Ações Defensivas em Rota Estratégica
As forças militares dos Estados Unidos realizaram novos ataques contra alvos dentro do Irã nesta quarta-feira (27), visando uma instalação militar identificada como uma ameaça às tropas americanas e ao tráfego comercial no Estreito de Ormuz. Fontes da Casa Branca confirmaram à CBS News e à Reuters que os bombardeios foram classificados como uma “ação defensiva”, com o objetivo de proteger a navegação internacional em uma rota vital para o transporte de petróleo.
Contexto de Escalada e Negociações
Os ataques ocorrem dias após o Comando Central dos Estados Unidos (Centcom) ter bombardeado locais de lançamento de mísseis e embarcações iranianas acusadas de tentar instalar minas na região. A mesma fonte anônima citada pela Reuters informou que drones iranianos, considerados de risco semelhante, foram interceptados e derrubados pelas forças americanas no mesmo dia. As autoridades americanas avaliam que essas ações não comprometem o frágil cessar-fogo em vigor, enquanto EUA e Irã negociam um acordo para encerrar a guerra iniciada em 28 de fevereiro.

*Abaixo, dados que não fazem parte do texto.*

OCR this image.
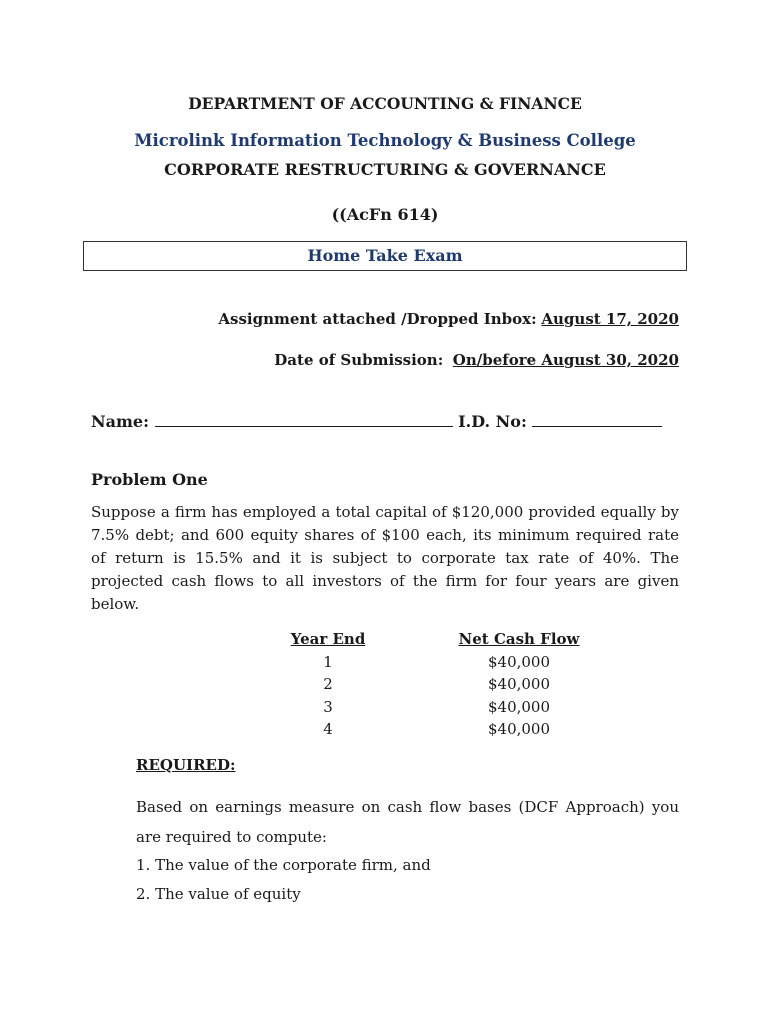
DEPARTMENT OF ACCOUNTING & FINANCE
Microlink Information Technology & Business College
CORPORATE RESTRUCTURING & GOVERNANCE
((AcFn 614)
Home Take Exam
Assignment attached /Dropped Inbox: August 17, 2020
Date of Submission: On/before August 30, 2020
Name:	I.D. No:
Problem One
Suppose a firm has employed a total capital of $120,000 provided equally by 7.5% debt; and 600 equity shares of $100 each, its minimum required rate of return is 15.5% and it is subject to corporate tax rate of 40%. The projected cash flows to all investors of the firm for four years are given below.
Year End		Net Cash Flow
1		$40,000
2		$40,000
3		$40,000
4		$40,000
REQUIRED:
Based on earnings measure on cash flow bases (DCF Approach) you are required to compute:
1. The value of the corporate firm, and
2. The value of equity
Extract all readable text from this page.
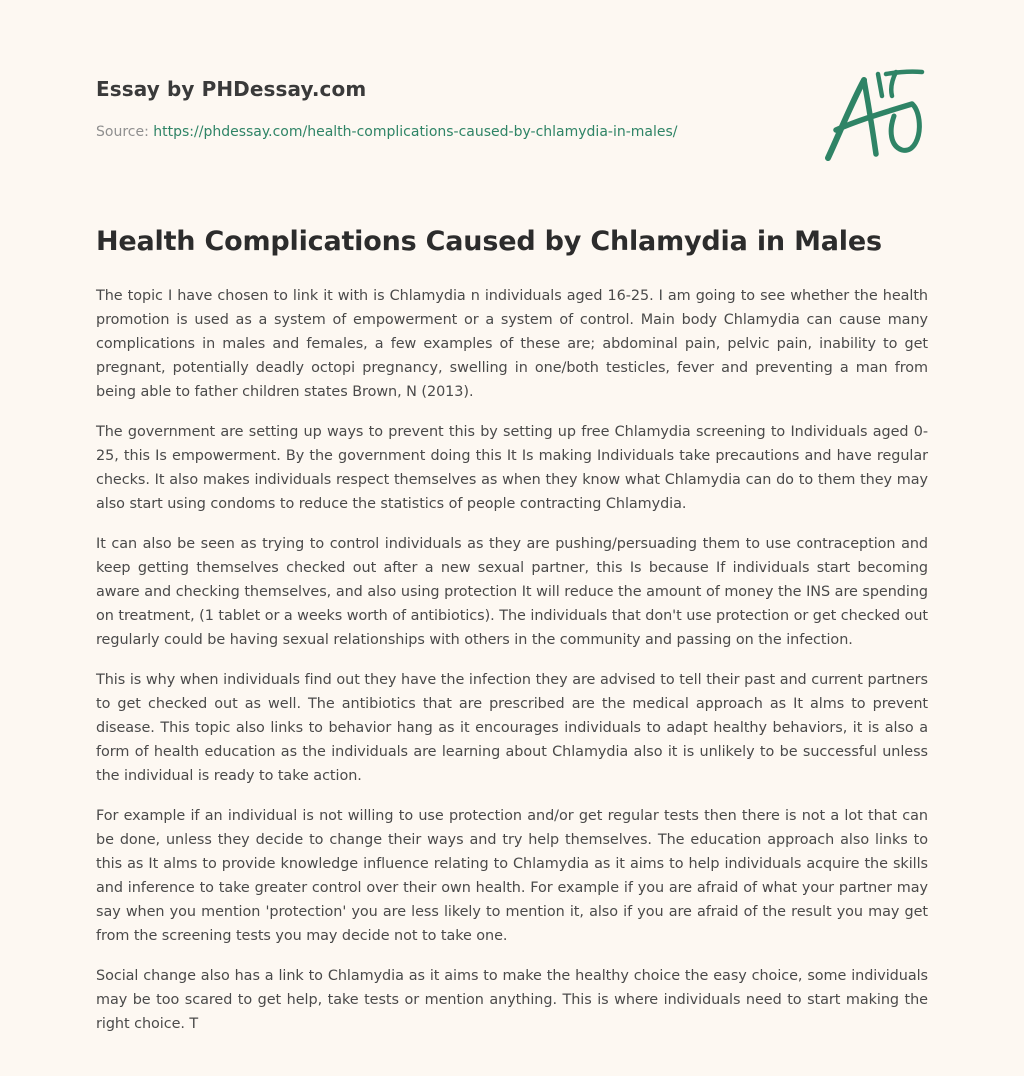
Essay by PHDessay.com
Source: https://phdessay.com/health-complications-caused-by-chlamydia-in-males/
Health Complications Caused by Chlamydia in Males

The topic I have chosen to link it with is Chlamydia n individuals aged 16-25. I am going to see whether the health promotion is used as a system of empowerment or a system of control. Main body Chlamydia can cause many complications in males and females, a few examples of these are; abdominal pain, pelvic pain, inability to get pregnant, potentially deadly octopi pregnancy, swelling in one/both testicles, fever and preventing a man from being able to father children states Brown, N (2013).

The government are setting up ways to prevent this by setting up free Chlamydia screening to Individuals aged 0-25, this Is empowerment. By the government doing this It Is making Individuals take precautions and have regular checks. It also makes individuals respect themselves as when they know what Chlamydia can do to them they may also start using condoms to reduce the statistics of people contracting Chlamydia.

It can also be seen as trying to control individuals as they are pushing/persuading them to use contraception and keep getting themselves checked out after a new sexual partner, this Is because If individuals start becoming aware and checking themselves, and also using protection It will reduce the amount of money the INS are spending on treatment, (1 tablet or a weeks worth of antibiotics). The individuals that don't use protection or get checked out regularly could be having sexual relationships with others in the community and passing on the infection.

This is why when individuals find out they have the infection they are advised to tell their past and current partners to get checked out as well. The antibiotics that are prescribed are the medical approach as It alms to prevent disease. This topic also links to behavior hang as it encourages individuals to adapt healthy behaviors, it is also a form of health education as the individuals are learning about Chlamydia also it is unlikely to be successful unless the individual is ready to take action.

For example if an individual is not willing to use protection and/or get regular tests then there is not a lot that can be done, unless they decide to change their ways and try help themselves. The education approach also links to this as It alms to provide knowledge influence relating to Chlamydia as it aims to help individuals acquire the skills and inference to take greater control over their own health. For example if you are afraid of what your partner may say when you mention 'protection' you are less likely to mention it, also if you are afraid of the result you may get from the screening tests you may decide not to take one.

Social change also has a link to Chlamydia as it aims to make the healthy choice the easy choice, some individuals may be too scared to get help, take tests or mention anything. This is where individuals need to start making the right choice. T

Alerta de Trump e Posições Diplomáticas
O presidente dos Estados Unidos, Donald Trump, declarou durante uma reunião de gabinete na Casa Branca que o Irã está “negociando no limite” e alertou para a possibilidade de uma intensificação dos ataques caso um acordo para o fim da guerra não seja alcançado. “Eles querem muito fazer um acordo. Até agora, não chegaram lá. Não estamos satisfeitos com isso, mas estaremos, ou então teremos que simplesmente terminar o trabalho”, afirmou Trump. Ele também rejeitou a ideia de que Irã ou Omã controlem o Estreito de Ormuz, enfatizando que a passagem é de águas internacionais.

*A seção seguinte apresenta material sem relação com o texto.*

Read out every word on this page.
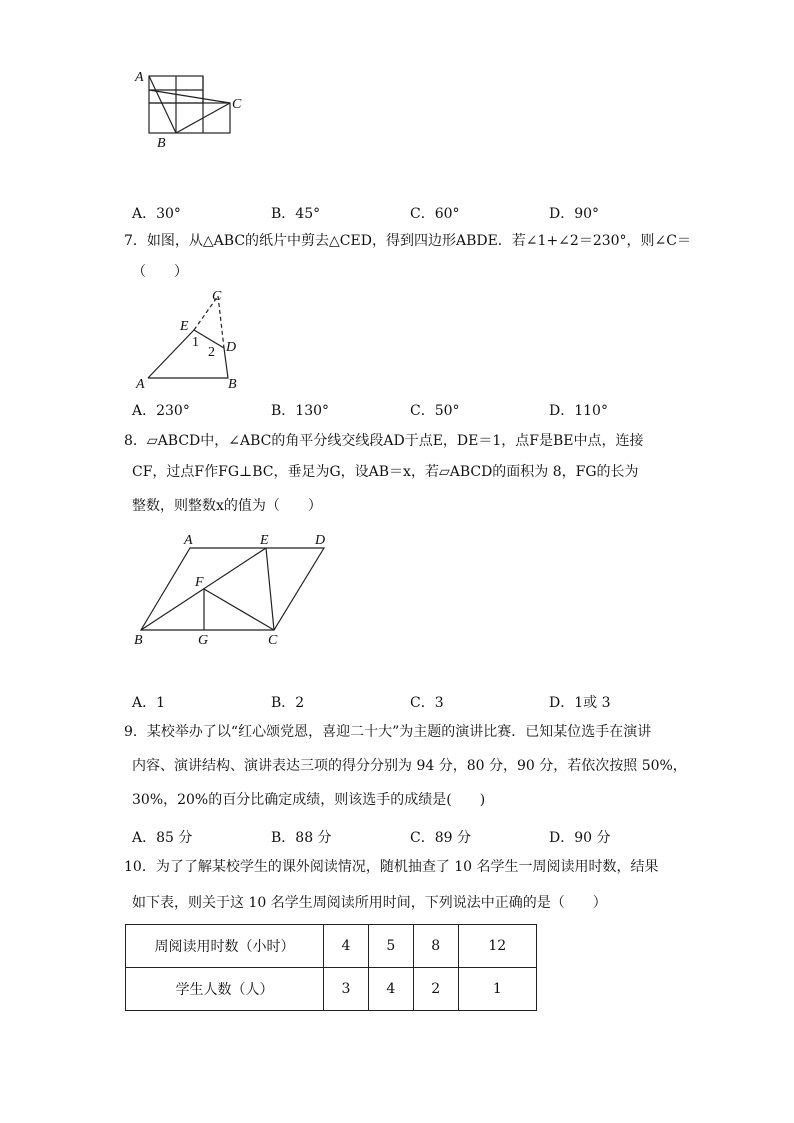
A
C
B
A．30°	B．45°	C．60°	D．90°
7．如图，从△ABC的纸片中剪去△CED，得到四边形ABDE．若∠1+∠2＝230°，则∠C＝
（　　）
C
E
D
A	B
1
2
A．230°	B．130°	C．50°	D．110°
8．▱ABCD中，∠ABC的角平分线交线段AD于点E，DE＝1，点F是BE中点，连接
CF，过点F作FG⊥BC，垂足为G，设AB＝x，若▱ABCD的面积为 8，FG的长为
整数，则整数x的值为（　　）
A	E	D
F
B	G	C
A．1	B．2	C．3	D．1或 3
9．某校举办了以“红心颂党恩，喜迎二十大”为主题的演讲比赛．已知某位选手在演讲
内容、演讲结构、演讲表达三项的得分分别为 94 分，80 分，90 分，若依次按照 50%，
30%，20%的百分比确定成绩，则该选手的成绩是(　　)
A．85 分	B．88 分	C．89 分	D．90 分
10．为了了解某校学生的课外阅读情况，随机抽查了 10 名学生一周阅读用时数，结果
如下表，则关于这 10 名学生周阅读所用时间，下列说法中正确的是（　　）
周阅读用时数（小时）	4	5	8	12
学生人数（人）	3	4	2	1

Defesa Nuclear e Progresso Diplomático
O secretário de Estado dos EUA, Marco Rubio, reforçou a posição americana por uma solução negociada, mas reiterou que o governo Trump não tolerará a capacidade do Irã de produzir armas nucleares. Rubio indicou que houve “algum progresso” nas conversas diplomáticas nos últimos dias, apesar das tensões recentes.